The apparent use of facial recognition technology found in several smart vending machines caused a stir on a college campus last week.

Claims the machines were using facial recognition tech first gained traction when the Reddit user SquidKid47 posted a photo earlier this month. A writer for the student publication MathNews later investigated and published a report on the claims.

The University of Waterloo eventually removed the vending machines from campus after the reports of the tech made headlines.

While not everyone expects to have their face scanned by vending machines, the practice may actually be more common than you think.

Facial recognition tech is getting much cheaper and more popular, Chris Russell, a professor at the Oxford Internet Institute, told Business Insider.

"It's just very easy and cheap to put the tech into other systems, which means they turn up everywhere," he said. "It's going to get more and more common."

In the case of the machines removed from the college campus, Russell said it didn't look as though they were actively using the facial recognition capabilities.

"Based on the error message, it looks like it's hooked into a huge bunch of additional code which could do facial recognition but is not turned on," he said.
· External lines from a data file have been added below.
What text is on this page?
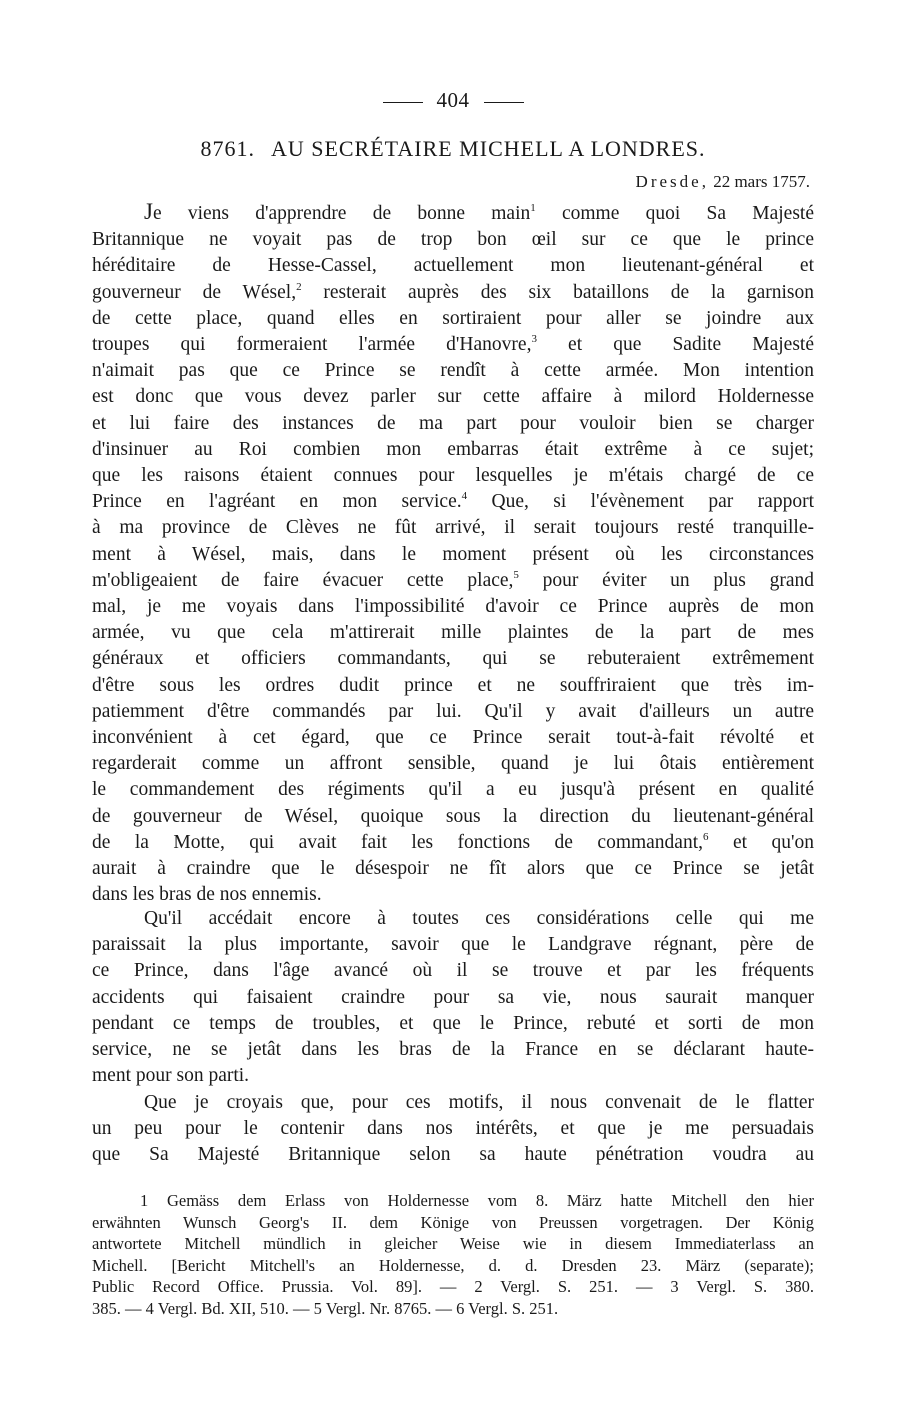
404
8761. AU SECRÉTAIRE MICHELL A LONDRES.
Dresde, 22 mars 1757.
Je viens d'apprendre de bonne main$^1$ comme quoi Sa Majesté
Britannique ne voyait pas de trop bon œil sur ce que le prince
héréditaire de Hesse-Cassel, actuellement mon lieutenant-général et
gouverneur de Wésel,$^2$ resterait auprès des six bataillons de la garnison
de cette place, quand elles en sortiraient pour aller se joindre aux
troupes qui formeraient l'armée d'Hanovre,$^3$ et que Sadite Majesté
n'aimait pas que ce Prince se rendît à cette armée. Mon intention
est donc que vous devez parler sur cette affaire à milord Holdernesse
et lui faire des instances de ma part pour vouloir bien se charger
d'insinuer au Roi combien mon embarras était extrême à ce sujet;
que les raisons étaient connues pour lesquelles je m'étais chargé de ce
Prince en l'agréant en mon service.$^4$ Que, si l'évènement par rapport
à ma province de Clèves ne fût arrivé, il serait toujours resté tranquille-
ment à Wésel, mais, dans le moment présent où les circonstances
m'obligeaient de faire évacuer cette place,$^5$ pour éviter un plus grand
mal, je me voyais dans l'impossibilité d'avoir ce Prince auprès de mon
armée, vu que cela m'attirerait mille plaintes de la part de mes
généraux et officiers commandants, qui se rebuteraient extrêmement
d'être sous les ordres dudit prince et ne souffriraient que très im-
patiemment d'être commandés par lui. Qu'il y avait d'ailleurs un autre
inconvénient à cet égard, que ce Prince serait tout-à-fait révolté et
regarderait comme un affront sensible, quand je lui ôtais entièrement
le commandement des régiments qu'il a eu jusqu'à présent en qualité
de gouverneur de Wésel, quoique sous la direction du lieutenant-général
de la Motte, qui avait fait les fonctions de commandant,$^6$ et qu'on
aurait à craindre que le désespoir ne fît alors que ce Prince se jetât
dans les bras de nos ennemis.
Qu'il accédait encore à toutes ces considérations celle qui me
paraissait la plus importante, savoir que le Landgrave régnant, père de
ce Prince, dans l'âge avancé où il se trouve et par les fréquents
accidents qui faisaient craindre pour sa vie, nous saurait manquer
pendant ce temps de troubles, et que le Prince, rebuté et sorti de mon
service, ne se jetât dans les bras de la France en se déclarant haute-
ment pour son parti.
Que je croyais que, pour ces motifs, il nous convenait de le flatter
un peu pour le contenir dans nos intérêts, et que je me persuadais
que Sa Majesté Britannique selon sa haute pénétration voudra au
1 Gemäss dem Erlass von Holdernesse vom 8. März hatte Mitchell den hier
erwähnten Wunsch Georg's II. dem Könige von Preussen vorgetragen. Der König
antwortete Mitchell mündlich in gleicher Weise wie in diesem Immediaterlass an
Michell. [Bericht Mitchell's an Holdernesse, d. d. Dresden 23. März (separate);
Public Record Office. Prussia. Vol. 89]. — 2 Vergl. S. 251. — 3 Vergl. S. 380.
385. — 4 Vergl. Bd. XII, 510. — 5 Vergl. Nr. 8765. — 6 Vergl. S. 251.
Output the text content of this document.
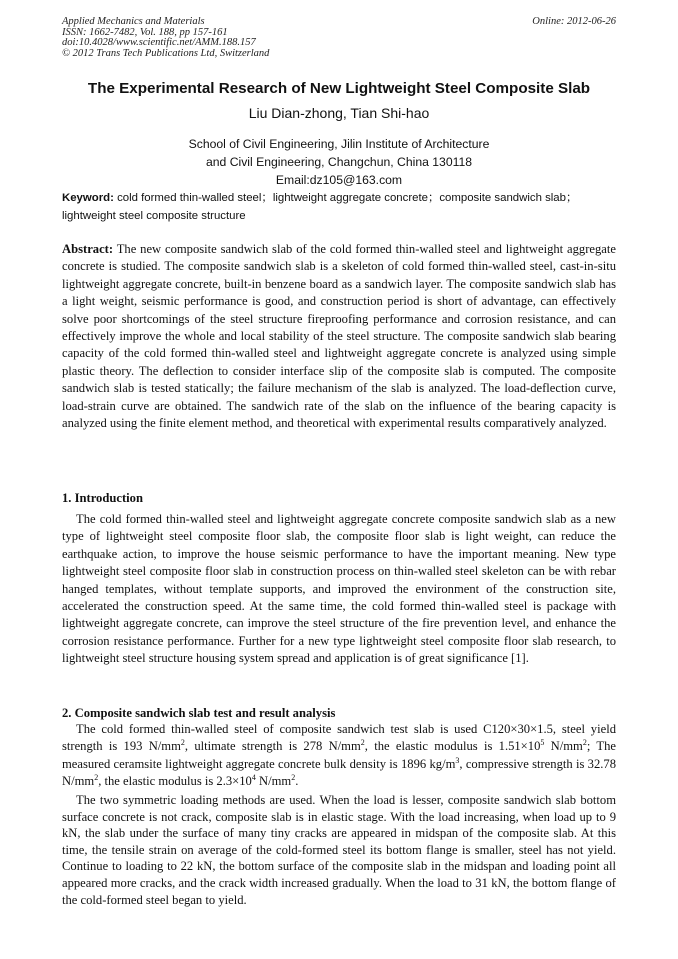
Applied Mechanics and Materials
ISSN: 1662-7482, Vol. 188, pp 157-161
doi:10.4028/www.scientific.net/AMM.188.157
© 2012 Trans Tech Publications Ltd, Switzerland
Online: 2012-06-26
The Experimental Research of New Lightweight Steel Composite Slab
Liu Dian-zhong, Tian Shi-hao
School of Civil Engineering, Jilin Institute of Architecture
and Civil Engineering, Changchun, China 130118
Email:dz105@163.com
Keyword: cold formed thin-walled steel；lightweight aggregate concrete；composite sandwich slab；lightweight steel composite structure

Abstract: The new composite sandwich slab of the cold formed thin-walled steel and lightweight aggregate concrete is studied. The composite sandwich slab is a skeleton of cold formed thin-walled steel, cast-in-situ lightweight aggregate concrete, built-in benzene board as a sandwich layer. The composite sandwich slab has a light weight, seismic performance is good, and construction period is short of advantage, can effectively solve poor shortcomings of the steel structure fireproofing performance and corrosion resistance, and can effectively improve the whole and local stability of the steel structure. The composite sandwich slab bearing capacity of the cold formed thin-walled steel and lightweight aggregate concrete is analyzed using simple plastic theory. The deflection to consider interface slip of the composite slab is computed. The composite sandwich slab is tested statically; the failure mechanism of the slab is analyzed. The load-deflection curve, load-strain curve are obtained. The sandwich rate of the slab on the influence of the bearing capacity is analyzed using the finite element method, and theoretical with experimental results comparatively analyzed.

1. Introduction

The cold formed thin-walled steel and lightweight aggregate concrete composite sandwich slab as a new type of lightweight steel composite floor slab, the composite floor slab is light weight, can reduce the earthquake action, to improve the house seismic performance to have the important meaning. New type lightweight steel composite floor slab in construction process on thin-walled steel skeleton can be with rebar hanged templates, without template supports, and improved the environment of the construction site, accelerated the construction speed. At the same time, the cold formed thin-walled steel is package with lightweight aggregate concrete, can improve the steel structure of the fire prevention level, and enhance the corrosion resistance performance. Further for a new type lightweight steel composite floor slab research, to lightweight steel structure housing system spread and application is of great significance [1].

2. Composite sandwich slab test and result analysis

The cold formed thin-walled steel of composite sandwich test slab is used C120×30×1.5, steel yield strength is 193 $N/mm^2$, ultimate strength is 278 $N/mm^2$, the elastic modulus is $1.51\times 10^5$ $N/mm^2$; The measured ceramsite lightweight aggregate concrete bulk density is 1896 $kg/m^3$, compressive strength is 32.78 $N/mm^2$, the elastic modulus is $2.3\times 10^4$ $N/mm^2$.

The two symmetric loading methods are used. When the load is lesser, composite sandwich slab bottom surface concrete is not crack, composite slab is in elastic stage. With the load increasing, when load up to 9 kN, the slab under the surface of many tiny cracks are appeared in midspan of the composite slab. At this time, the tensile strain on average of the cold-formed steel its bottom flange is smaller, steel has not yield. Continue to loading to 22 kN, the bottom surface of the composite slab in the midspan and loading point all appeared more cracks, and the crack width increased gradually. When the load to 31 kN, the bottom flange of the cold-formed steel began to yield.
No one knows for sure how widespread the use of facial recognition technology is — or how private companies are using it.

However, its most common use is likely for advertising.

Russell said the main advantage of installing the tech is being able to tell advertisers that ads are being personalized for specific customers.

"They target particular ages and particular genders, and they can guarantee that they will start the ad as someone walks up the screen," he said.

Companies are more likely to use the tech as a motion sensor rather than a sinister surveillance tactic. They are also not likely to be storing any data picked up from the facial recognition technology.

In the case of the smart vending machines, the company that provides them told BI that they were "fully GDPR compliant." The regulation is part of the EU's privacy legislation that determines how corporations can collect citizens' data.

The company, Adaria Vending Services, reassured customers that "an individual person cannot be identified using the technology in the machines," adding the machines do not take or store any photos or images.

A representative said the tech in the smart vending machines acts as a type of motion detector that activates the purchasing interface.

Attractive hacking target

This kind of use is relatively harmless — so long as everything works properly.

However, issues could arise if malicious actors access the underlying technology.

Although most companies using the technology will destroy the data, using facial recognition at all means these machines could potentially become "a hidden web camera" connected to the internet, Russell said.

"This is an attractive target for hackers," he said. "Potentially, you can imagine that hospitals might install these vending machines or places like abortion clinics.

"When you consider this, it's a very easy way to target and surveil."